Les recherches sur des traitements progressent aussi en dehors des frontières françaises. En Argentine, par exemple, le gouvernement a autorisé, le 11 janvier, un sérum immunisant développé par des scientifiques argentins pour atténuer les effets du Covid-19. Le traitement est fondé sur des anticorps polyclonaux équins. Ces derniers ont été obtenus en injectant à des chevaux une protéine du Sars-CoV-2, qui est inoffensive pour eux et qui leur fait générer de grandes quantités d'anticorps neutralisants.

Les traitements à base d'anticorps monoclonaux, développés notamment aux Etats-Unis, constituent également un espoir. Donald Trump a été l'un des premiers à en bénéficier, en octobre. Le principe consiste à "isoler les anticorps des patients qui ont eu le Covid" afin "de les reproduire en grande quantité en labo et de les injecter à titre préventif", a expliqué le président du Conseil scientifique Jean-François Delfraissy. Ces anticorps clonés sont ensuite administrés aux patients nouvellement infectés pour limiter la réplication du virus. De tels traitements ont été autorisés aux Etats-Unis et au Canada, et ils pourraient être autorisés en Europe. Leur efficacité continue d'être évaluée : le traitement de l'entreprise américaine Regeneron est ainsi testé dans le cadre de l'essai clinique Recovery.

>> Cinq questions sur les traitements à base d'anticorps monoclonaux, dont Donald Trump a bénéficé

"La porte de sortie de la crise, c'est le vaccin"

Malgré les avancées sur de nombreux traitements, les scientifiques contactés par franceinfo s'accordent à dire que la vigilance sur les gestes barrières doit rester de mise et que la vaccination doit être privilégiée avant de se reposer sur les traitements. "Il faut essayer de ne pas attraper le Covid-19 parce qu'après c'est la loterie", met en garde François Trottein.

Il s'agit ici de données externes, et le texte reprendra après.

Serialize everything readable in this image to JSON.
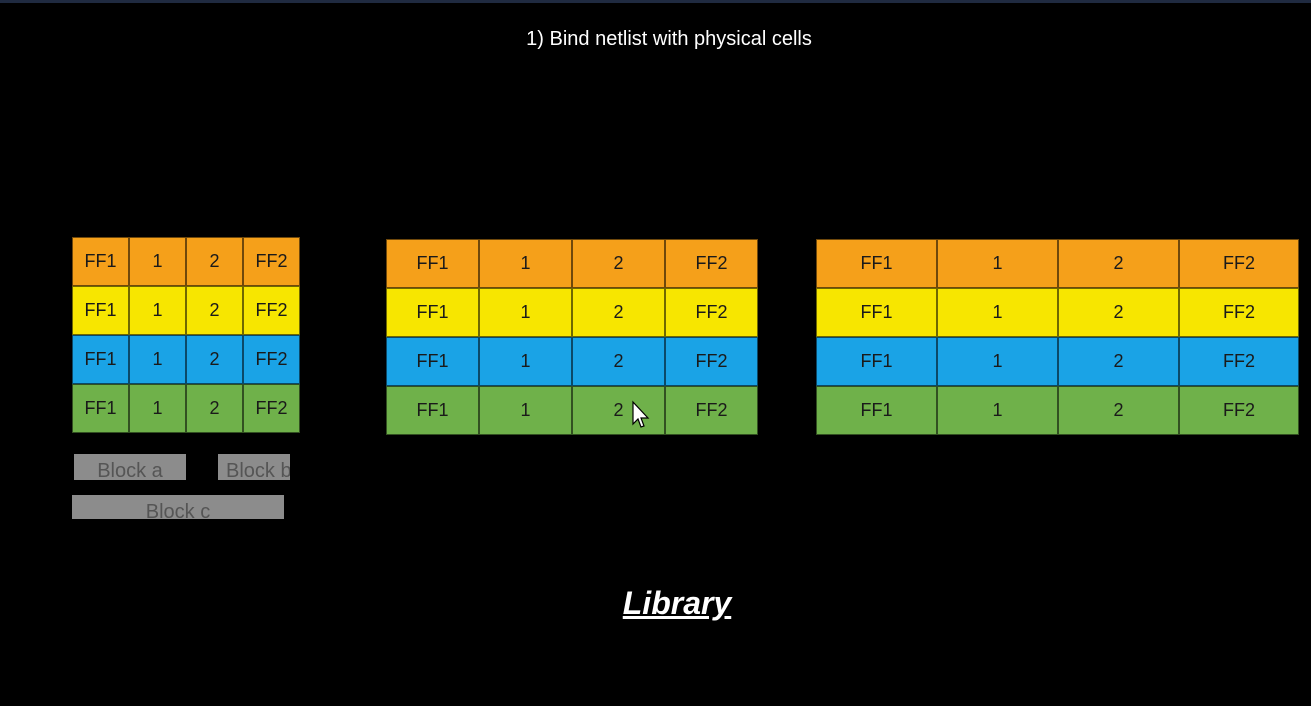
{
  "title": "1) Bind netlist with physical cells",
  "row_colors": [
    "#f5a01a",
    "#f7e600",
    "#1aa3e6",
    "#6fb14a"
  ],
  "cell_labels": [
    "FF1",
    "1",
    "2",
    "FF2"
  ],
  "grids": [
    {
      "id": "grid-small",
      "rows": [
        [
          "FF1",
          "1",
          "2",
          "FF2"
        ],
        [
          "FF1",
          "1",
          "2",
          "FF2"
        ],
        [
          "FF1",
          "1",
          "2",
          "FF2"
        ],
        [
          "FF1",
          "1",
          "2",
          "FF2"
        ]
      ]
    },
    {
      "id": "grid-medium",
      "rows": [
        [
          "FF1",
          "1",
          "2",
          "FF2"
        ],
        [
          "FF1",
          "1",
          "2",
          "FF2"
        ],
        [
          "FF1",
          "1",
          "2",
          "FF2"
        ],
        [
          "FF1",
          "1",
          "2",
          "FF2"
        ]
      ]
    },
    {
      "id": "grid-large",
      "rows": [
        [
          "FF1",
          "1",
          "2",
          "FF2"
        ],
        [
          "FF1",
          "1",
          "2",
          "FF2"
        ],
        [
          "FF1",
          "1",
          "2",
          "FF2"
        ],
        [
          "FF1",
          "1",
          "2",
          "FF2"
        ]
      ]
    }
  ],
  "blocks": {
    "a": "Block a",
    "b": "Block b",
    "c": "Block c"
  },
  "library_label": "Library",
  "cursor_icon": "mouse-pointer-icon"
}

Sur la mise au point des traitements, "il y aura encore des surprises, des bonnes et des mauvaises, anticipe Etienne Decroly, d'autant plus que nous faisons face à des variants qui peuvent compliquer la situation". De son côté, Cédric Annweiler souhaite qu'un maximum de personnes se fassent vacciner : "Aujourd'hui, la porte de sortie de la crise, ce n'est pas le traitement, c'est le vaccin."